Ora accanto al tavolo lo scudiero del gentiluomo stava scalcando la carne, e udì, parola per parola, tutte le cose che v'ho dette. «Signor mio» disse «non vi dispiaccia se m'intrometto, ma, per il panno d'un mantello, volendo io saprei dire a voi, messer frate, sempre che voi non vi offendiate, come si potrebbe ripartire quella scoreggia in parti uguali fra i frati del vostro convento.»
«Parla» disse il gentiluomo «e per Dio e per San Giovanni avrai subito il panno per il mantello!»
«Signor mio» disse lo scudiero «appena il tempo è bello, senza vento o perturbazioni d'aria, fate portare qui in questa sala la ruota d'un carro; ma guardate che abbia tutti i raggi: di solito una ruota ne ha dodici. Poi portatemi dodici frati, e sapete perché? Perché ce ne vogliono tredici per formare un convento, mi pare. E il confessore che è qui, per i suoi meriti, completerà il numero. (24) Poi dovranno mettersi giù in ginocchio tutti insieme e, all'estremità di ciascun raggio, così, in questa maniera, ogni frate dovrà appoggiare il naso senza muoversi. Il vostro nobile confessore (Dio lo protegga!) dovrà tenere il naso all'insù proprio sotto il mozzo.
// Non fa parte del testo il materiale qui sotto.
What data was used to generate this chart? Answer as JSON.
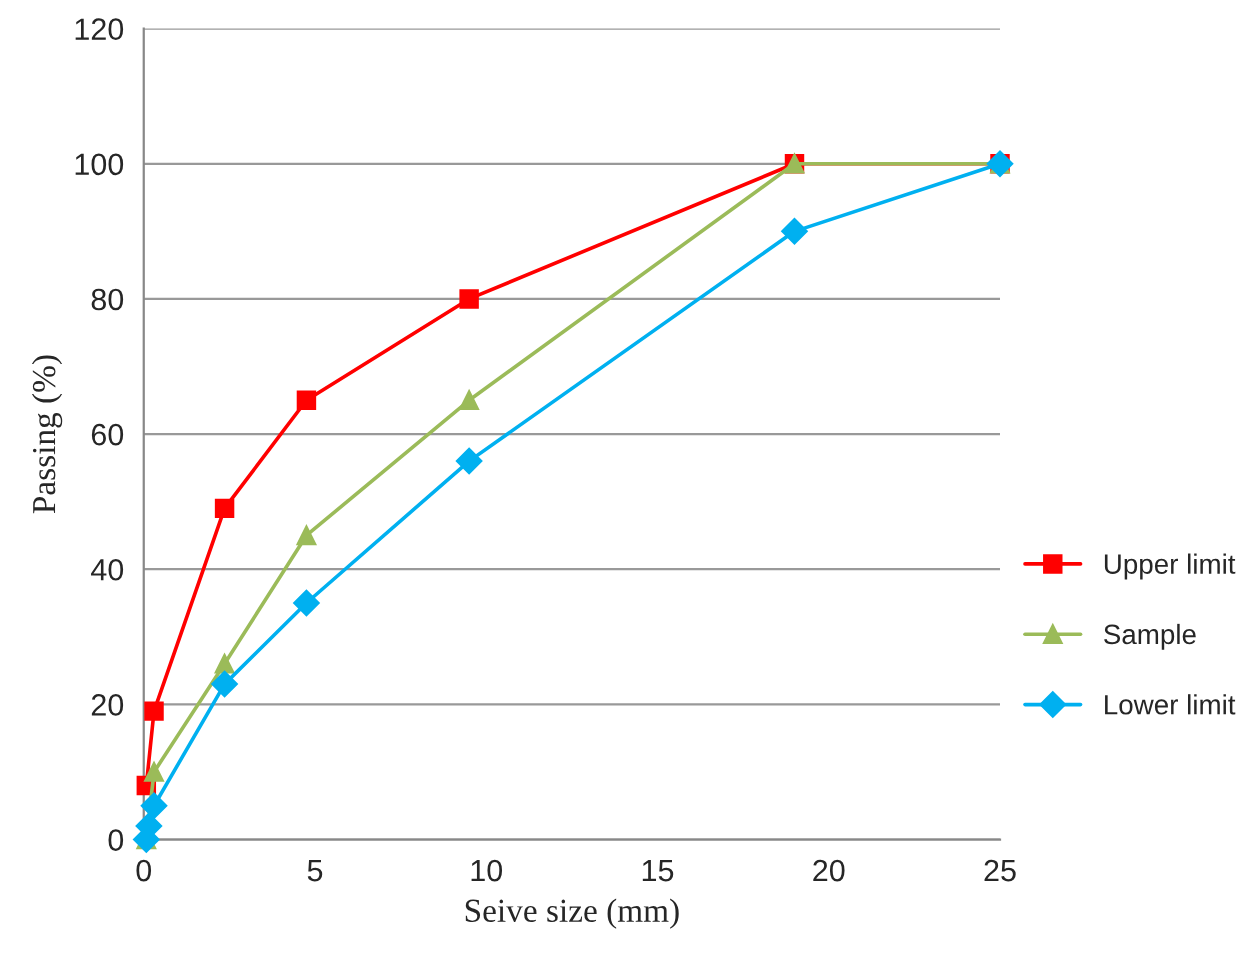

A questo punto si porterà qui quel villano con la pancia gonfia e tesa come un tamburo, lo si metterà a sedere nel mezzo della ruota, sul mozzo appunto, e gli si farà mollare una scoreggia... Vedrete allora per prova lampante (son pronto a scommeterci la vita!) che il suono si sposterà uniformemente, e così il puzzo, fino a raggiungere l'estremità di ciascun raggio, se non che il degno messere, vostro confessore, ne riceverà a ragione la primizia, essendo uomo di maggior onore... Difatti, tra frati, c'è la nobile usanza di servire i più degni per primi, e certamente egli l'ha ben meritato. Oggi stesso ci ha insegnato tanto bene, predicando dall'alto del pulpito, che da parte mia vi posso assicurare meriterebbe il primo profumo di perfino tre scoregge... e così vorrebbe ardentemente tutto il suo convento, dato che lui si comporta così bene e santamente!»
Il gentiluomo, la dama e tutti i presenti, eccetto il frate, ammisero che Gioacchino aveva parlato sull'argomento al pari di Euclide o di Tolomeo. Quanto al villano, dissero che sagacia e buon senso l'avevano fatto parlare come aveva parlato, e che non era né sciocco né indemoniato. E fu così che Gioacchino si guadagnò un mantello nuovo... Il mio racconto è finito, e noi siamo quasi arrivati in Città!
Qui termina il Racconto del Cursore.